The Sarbanes-Oxley Act has brought about tremendous improvements in corporate governance and internal control, but the changes haven't come cheap.
According to a survey recently released by Financial Executives International, 46 of the 100 largest U.S. public companies have exceeded the new requirements on independent board directors. Costs, however, have been 62 percent higher than anticipated, with a 109 percent rise in internal expenses, a 42 percent rise in external costs, and a 40 percent increase in auditor fees.
The survey reflects the first year in which most public companies had to comply with various provisions of Sarbanes-Oxley, the more stringent listing standards at the New York Stock Exchange and Nasdaq, and new disclosure rules issued by the Securities and Exchange Commission.
The survey, conducted in July, is the profession's first look at the practical and financial effects of SOX 404.
"When we conducted our January survey, audit firms hadn't yet provided their clients with complete estimates for Section 404 work, because the auditing standards had not been finalized," said Colleen Sayther, FEI's president and chief executive. "Now that the standards are finalized and implementation efforts are further along, compliance costs can be more accurately determined."
The determinations have not all been pleasant. While companies are hoping that better governance and internal controls will improve public perception and attract investment, some see the measures as not much more than cost without benefit.
William R. Walker, chief financial officer and secretary of Hi/fn, a company that provides computer security solutions that has 150 employees and revenues of about $40 million, said that his company saved money by doing all SOX 404 documentation in-house, but it was still expensed at $200,000. At the same time, he expects audit fees to rise by 50 percent.
Are the improved governance and internal controls worth the cost?
"No," Walker said. "I'm doing things like I did before. I probably have better documentation, but procedurally, it's the same. I've added hundreds of thousands of dollars to my operating expenses, and I'm not doing anything differently."
While Walker said that changes in governance at his company were not significant, the FEI survey found larger companies making more drastic changes. The survey found that 81 of the top 100 companies had boards with at least three quarters of their directors independent from management. At 35 companies, the chief executive was the only management member of the board. The major stock exchanges only require half of the board to be independent.
In an apparent effort to improve public perception, 42 percent of the companies disclosed the names of more than one financial expert on the corporate audit committee. Audit committees also met more often than before. At 46 companies, they met nine times or more in 2003. In 2002, only 23 audit committees met that often.
As companies demanded more of their boards of directors, retainers for directors increased significantly. Nine of the top companies paid more than $80,000 in 2003, compared to only three in 2002. The majority of companies paid between $20,000 and $80,000. In 2002, the majority of companies paid between $15,000 and $50,000. Only a small minority - 4 percent - paid an additional retainer to members of the audit committee.

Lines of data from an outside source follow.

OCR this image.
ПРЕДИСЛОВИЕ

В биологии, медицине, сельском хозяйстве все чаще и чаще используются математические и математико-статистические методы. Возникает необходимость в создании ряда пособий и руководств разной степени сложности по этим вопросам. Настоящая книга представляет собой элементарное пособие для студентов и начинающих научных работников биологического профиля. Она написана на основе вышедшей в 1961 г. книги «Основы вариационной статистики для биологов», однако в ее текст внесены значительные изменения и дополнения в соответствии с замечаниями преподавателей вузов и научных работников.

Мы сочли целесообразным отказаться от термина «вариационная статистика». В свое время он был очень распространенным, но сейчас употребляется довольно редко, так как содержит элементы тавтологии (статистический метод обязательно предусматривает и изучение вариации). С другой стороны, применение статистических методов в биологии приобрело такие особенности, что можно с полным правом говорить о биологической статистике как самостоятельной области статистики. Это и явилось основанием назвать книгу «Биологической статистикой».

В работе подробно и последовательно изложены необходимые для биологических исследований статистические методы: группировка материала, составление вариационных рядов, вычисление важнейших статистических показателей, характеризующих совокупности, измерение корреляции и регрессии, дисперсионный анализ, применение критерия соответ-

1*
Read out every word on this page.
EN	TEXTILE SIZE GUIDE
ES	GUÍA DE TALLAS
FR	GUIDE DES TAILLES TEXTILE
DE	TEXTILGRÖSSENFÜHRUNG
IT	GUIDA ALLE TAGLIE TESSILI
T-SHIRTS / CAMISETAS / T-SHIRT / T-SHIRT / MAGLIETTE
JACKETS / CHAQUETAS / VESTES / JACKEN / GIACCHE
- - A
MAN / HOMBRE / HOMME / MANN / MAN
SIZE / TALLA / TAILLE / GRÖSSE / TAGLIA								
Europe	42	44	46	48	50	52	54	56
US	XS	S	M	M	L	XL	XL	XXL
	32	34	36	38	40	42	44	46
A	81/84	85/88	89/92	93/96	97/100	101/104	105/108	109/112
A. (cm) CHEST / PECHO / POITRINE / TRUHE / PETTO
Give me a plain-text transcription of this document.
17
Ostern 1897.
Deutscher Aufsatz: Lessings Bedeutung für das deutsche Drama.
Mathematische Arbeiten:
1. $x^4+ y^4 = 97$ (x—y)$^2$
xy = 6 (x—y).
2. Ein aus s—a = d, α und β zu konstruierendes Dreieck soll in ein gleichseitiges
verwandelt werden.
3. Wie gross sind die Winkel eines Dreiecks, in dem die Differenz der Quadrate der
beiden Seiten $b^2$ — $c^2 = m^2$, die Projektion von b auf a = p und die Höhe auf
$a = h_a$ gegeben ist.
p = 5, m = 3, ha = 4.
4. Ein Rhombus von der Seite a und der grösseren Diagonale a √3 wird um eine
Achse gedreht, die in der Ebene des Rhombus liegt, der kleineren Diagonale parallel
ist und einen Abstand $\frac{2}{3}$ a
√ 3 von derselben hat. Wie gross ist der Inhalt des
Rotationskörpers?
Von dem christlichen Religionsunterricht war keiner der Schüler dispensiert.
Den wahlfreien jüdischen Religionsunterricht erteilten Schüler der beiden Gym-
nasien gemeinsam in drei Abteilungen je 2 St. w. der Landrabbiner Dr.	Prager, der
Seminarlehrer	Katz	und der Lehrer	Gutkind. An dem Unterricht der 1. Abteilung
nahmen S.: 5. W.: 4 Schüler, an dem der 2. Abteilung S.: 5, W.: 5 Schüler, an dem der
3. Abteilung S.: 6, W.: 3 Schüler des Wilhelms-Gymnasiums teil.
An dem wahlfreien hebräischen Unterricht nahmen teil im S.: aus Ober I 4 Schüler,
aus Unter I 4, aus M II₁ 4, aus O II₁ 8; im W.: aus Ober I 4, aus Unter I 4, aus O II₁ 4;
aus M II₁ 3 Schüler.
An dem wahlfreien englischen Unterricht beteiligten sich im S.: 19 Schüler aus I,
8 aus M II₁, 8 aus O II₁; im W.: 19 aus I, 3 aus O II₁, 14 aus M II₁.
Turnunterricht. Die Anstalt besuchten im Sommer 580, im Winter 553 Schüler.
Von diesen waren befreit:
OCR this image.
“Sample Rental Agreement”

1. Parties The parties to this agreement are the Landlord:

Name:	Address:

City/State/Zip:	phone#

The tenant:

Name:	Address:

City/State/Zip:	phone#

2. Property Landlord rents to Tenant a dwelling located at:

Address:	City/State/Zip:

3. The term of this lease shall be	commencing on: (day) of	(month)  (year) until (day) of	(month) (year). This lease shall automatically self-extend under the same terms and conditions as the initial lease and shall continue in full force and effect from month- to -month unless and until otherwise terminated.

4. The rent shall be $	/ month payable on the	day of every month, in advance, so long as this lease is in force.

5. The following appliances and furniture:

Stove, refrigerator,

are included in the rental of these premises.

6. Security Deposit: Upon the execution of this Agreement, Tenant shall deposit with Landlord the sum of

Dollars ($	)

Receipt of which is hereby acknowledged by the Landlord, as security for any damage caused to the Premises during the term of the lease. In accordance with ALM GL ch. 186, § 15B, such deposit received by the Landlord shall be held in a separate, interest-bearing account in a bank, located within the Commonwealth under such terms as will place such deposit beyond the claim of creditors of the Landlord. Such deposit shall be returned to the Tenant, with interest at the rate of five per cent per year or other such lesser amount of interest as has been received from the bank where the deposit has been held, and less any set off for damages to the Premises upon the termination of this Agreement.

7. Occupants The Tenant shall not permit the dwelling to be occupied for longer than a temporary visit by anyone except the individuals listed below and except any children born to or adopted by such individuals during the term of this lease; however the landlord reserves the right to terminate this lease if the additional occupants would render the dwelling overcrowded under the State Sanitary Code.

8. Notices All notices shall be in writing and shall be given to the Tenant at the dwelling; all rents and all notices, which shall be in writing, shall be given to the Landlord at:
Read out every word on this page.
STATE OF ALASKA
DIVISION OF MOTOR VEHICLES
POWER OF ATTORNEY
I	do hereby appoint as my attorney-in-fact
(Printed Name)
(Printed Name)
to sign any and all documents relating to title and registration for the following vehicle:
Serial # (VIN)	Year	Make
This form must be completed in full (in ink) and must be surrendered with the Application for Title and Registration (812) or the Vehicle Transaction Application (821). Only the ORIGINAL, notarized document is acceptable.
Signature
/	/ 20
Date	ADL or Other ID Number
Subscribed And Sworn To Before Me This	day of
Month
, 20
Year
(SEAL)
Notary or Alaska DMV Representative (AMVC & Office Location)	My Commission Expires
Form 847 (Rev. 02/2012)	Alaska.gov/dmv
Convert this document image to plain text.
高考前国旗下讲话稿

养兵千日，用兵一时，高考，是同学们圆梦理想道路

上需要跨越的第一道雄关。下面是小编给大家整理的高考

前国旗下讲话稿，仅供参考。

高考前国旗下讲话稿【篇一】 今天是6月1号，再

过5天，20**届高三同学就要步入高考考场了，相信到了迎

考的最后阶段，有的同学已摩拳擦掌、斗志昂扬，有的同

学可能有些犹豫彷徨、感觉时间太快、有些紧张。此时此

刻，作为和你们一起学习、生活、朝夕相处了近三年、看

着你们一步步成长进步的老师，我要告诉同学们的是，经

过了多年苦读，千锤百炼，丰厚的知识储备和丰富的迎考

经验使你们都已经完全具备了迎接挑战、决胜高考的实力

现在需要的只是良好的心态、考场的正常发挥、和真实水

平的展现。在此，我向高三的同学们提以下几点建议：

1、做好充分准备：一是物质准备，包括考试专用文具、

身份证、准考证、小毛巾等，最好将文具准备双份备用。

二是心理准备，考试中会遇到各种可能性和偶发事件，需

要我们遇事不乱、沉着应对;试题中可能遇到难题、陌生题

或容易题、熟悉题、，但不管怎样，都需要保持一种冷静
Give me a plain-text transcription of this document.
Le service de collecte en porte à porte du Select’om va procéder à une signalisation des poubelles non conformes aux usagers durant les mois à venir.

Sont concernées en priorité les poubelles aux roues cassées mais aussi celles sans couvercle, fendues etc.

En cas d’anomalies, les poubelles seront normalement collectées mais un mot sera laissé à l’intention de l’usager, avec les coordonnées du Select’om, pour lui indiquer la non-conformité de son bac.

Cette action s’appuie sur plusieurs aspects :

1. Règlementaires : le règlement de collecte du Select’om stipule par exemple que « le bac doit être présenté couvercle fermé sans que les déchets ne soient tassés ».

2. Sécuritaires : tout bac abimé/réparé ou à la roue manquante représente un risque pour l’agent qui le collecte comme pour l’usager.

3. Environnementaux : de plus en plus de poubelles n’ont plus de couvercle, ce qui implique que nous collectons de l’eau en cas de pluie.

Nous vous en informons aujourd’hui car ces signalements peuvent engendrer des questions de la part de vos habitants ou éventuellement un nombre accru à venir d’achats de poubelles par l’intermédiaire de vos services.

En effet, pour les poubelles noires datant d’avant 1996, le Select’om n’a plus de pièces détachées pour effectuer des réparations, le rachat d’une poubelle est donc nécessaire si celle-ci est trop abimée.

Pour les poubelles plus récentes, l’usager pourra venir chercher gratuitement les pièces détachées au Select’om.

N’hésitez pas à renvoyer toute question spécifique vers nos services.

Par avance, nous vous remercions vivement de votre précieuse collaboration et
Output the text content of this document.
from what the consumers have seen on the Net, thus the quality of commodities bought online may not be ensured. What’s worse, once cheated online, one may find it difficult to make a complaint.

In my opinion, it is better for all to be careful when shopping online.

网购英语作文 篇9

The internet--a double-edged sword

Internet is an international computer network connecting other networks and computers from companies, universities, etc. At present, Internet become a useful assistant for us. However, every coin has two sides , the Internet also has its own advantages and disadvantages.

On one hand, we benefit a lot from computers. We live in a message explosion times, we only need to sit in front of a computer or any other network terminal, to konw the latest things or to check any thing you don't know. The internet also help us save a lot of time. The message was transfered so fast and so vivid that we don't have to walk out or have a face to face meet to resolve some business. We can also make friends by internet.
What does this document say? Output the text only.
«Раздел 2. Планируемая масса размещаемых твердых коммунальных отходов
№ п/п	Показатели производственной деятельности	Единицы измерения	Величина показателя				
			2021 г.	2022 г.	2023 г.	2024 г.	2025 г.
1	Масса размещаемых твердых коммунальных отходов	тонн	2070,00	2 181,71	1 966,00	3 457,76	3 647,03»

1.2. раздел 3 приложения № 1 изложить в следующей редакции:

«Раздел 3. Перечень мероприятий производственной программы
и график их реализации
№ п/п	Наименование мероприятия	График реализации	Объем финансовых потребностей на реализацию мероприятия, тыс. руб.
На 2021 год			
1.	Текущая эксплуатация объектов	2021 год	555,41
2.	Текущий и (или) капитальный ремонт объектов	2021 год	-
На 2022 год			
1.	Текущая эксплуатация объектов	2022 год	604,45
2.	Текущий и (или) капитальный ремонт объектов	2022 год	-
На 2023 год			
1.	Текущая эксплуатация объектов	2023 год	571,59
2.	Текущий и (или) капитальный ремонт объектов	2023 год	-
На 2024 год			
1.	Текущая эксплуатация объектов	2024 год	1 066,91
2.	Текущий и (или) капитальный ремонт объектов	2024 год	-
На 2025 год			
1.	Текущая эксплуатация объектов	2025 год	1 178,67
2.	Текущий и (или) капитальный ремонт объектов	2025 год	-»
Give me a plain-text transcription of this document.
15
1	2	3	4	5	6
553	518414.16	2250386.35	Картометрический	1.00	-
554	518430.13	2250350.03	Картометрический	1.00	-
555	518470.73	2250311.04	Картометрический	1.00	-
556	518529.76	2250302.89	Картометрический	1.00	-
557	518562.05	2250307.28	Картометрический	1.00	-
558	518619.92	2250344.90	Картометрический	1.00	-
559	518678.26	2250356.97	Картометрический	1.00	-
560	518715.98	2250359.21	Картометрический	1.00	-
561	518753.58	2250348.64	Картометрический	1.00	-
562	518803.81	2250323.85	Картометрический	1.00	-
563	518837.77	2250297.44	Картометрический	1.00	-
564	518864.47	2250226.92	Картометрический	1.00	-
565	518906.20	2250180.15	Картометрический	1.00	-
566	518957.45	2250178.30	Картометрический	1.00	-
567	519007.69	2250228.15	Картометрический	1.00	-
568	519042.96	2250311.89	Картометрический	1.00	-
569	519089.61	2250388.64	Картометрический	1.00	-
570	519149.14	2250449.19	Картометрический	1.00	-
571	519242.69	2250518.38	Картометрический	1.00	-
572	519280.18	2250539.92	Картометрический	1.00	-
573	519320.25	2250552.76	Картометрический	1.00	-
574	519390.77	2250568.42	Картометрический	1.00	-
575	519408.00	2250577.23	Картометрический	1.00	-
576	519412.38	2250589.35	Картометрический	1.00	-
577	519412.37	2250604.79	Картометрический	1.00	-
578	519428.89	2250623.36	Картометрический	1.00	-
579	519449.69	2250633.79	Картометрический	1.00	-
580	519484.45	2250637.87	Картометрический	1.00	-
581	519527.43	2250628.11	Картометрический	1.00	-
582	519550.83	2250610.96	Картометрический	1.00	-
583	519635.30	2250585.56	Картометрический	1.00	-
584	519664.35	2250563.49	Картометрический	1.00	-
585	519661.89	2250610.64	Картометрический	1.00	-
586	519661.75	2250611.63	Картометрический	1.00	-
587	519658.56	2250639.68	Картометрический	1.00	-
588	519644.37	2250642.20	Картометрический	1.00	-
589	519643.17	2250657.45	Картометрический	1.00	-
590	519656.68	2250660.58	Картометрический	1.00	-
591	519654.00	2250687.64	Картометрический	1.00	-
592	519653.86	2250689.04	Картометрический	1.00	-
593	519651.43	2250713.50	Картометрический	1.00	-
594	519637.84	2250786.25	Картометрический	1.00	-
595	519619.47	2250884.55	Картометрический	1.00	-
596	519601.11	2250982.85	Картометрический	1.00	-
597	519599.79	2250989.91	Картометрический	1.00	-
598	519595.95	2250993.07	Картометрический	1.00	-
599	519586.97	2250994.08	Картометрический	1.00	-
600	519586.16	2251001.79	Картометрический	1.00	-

The survey also found increases in the use of guidelines for stock ownership by board directors, with a majority of companies requiring directors to hold stock valued at a percentage of the individual's salary or retainer. More than half allowed directors to receive part of their retainer or salary in stock.
The options question
Though Sarbanes-Oxley has nothing to do with the controversy over the expensing of stock option compensation, 41 percent of the top 100 companies voluntarily expensed stock compensation in 2003, compared to only 9 percent in 2002.
The voluntary move by so many companies is significant, in that several industry groups, especially in new technology, are resisting a likely new rule from the Financial Accounting Standards Board that would require such expensing. Under current rules, financial reports need only disclose the estimated impact on the balance sheet if options were expensed.
The survey found estimates in the cost of complying with SOX to have risen over the past six months. Among the 224 companies that responded to the FEI poll, the average number of employee hours spent to comply with requirements for internal control was 25,667 hours, plus 5,037 hours by external, non-employee personnel. In January of this year, the averages were 12,265 and 3,059, respectively.
Hi/fn's Walker said that the survey was generally reflective of his company's experience.
"[SOX Section 404] is a very expensive operation for small companies," he said. "It's hard intellectually to argue against good internal controls, but the costs, with minimal value, are significant."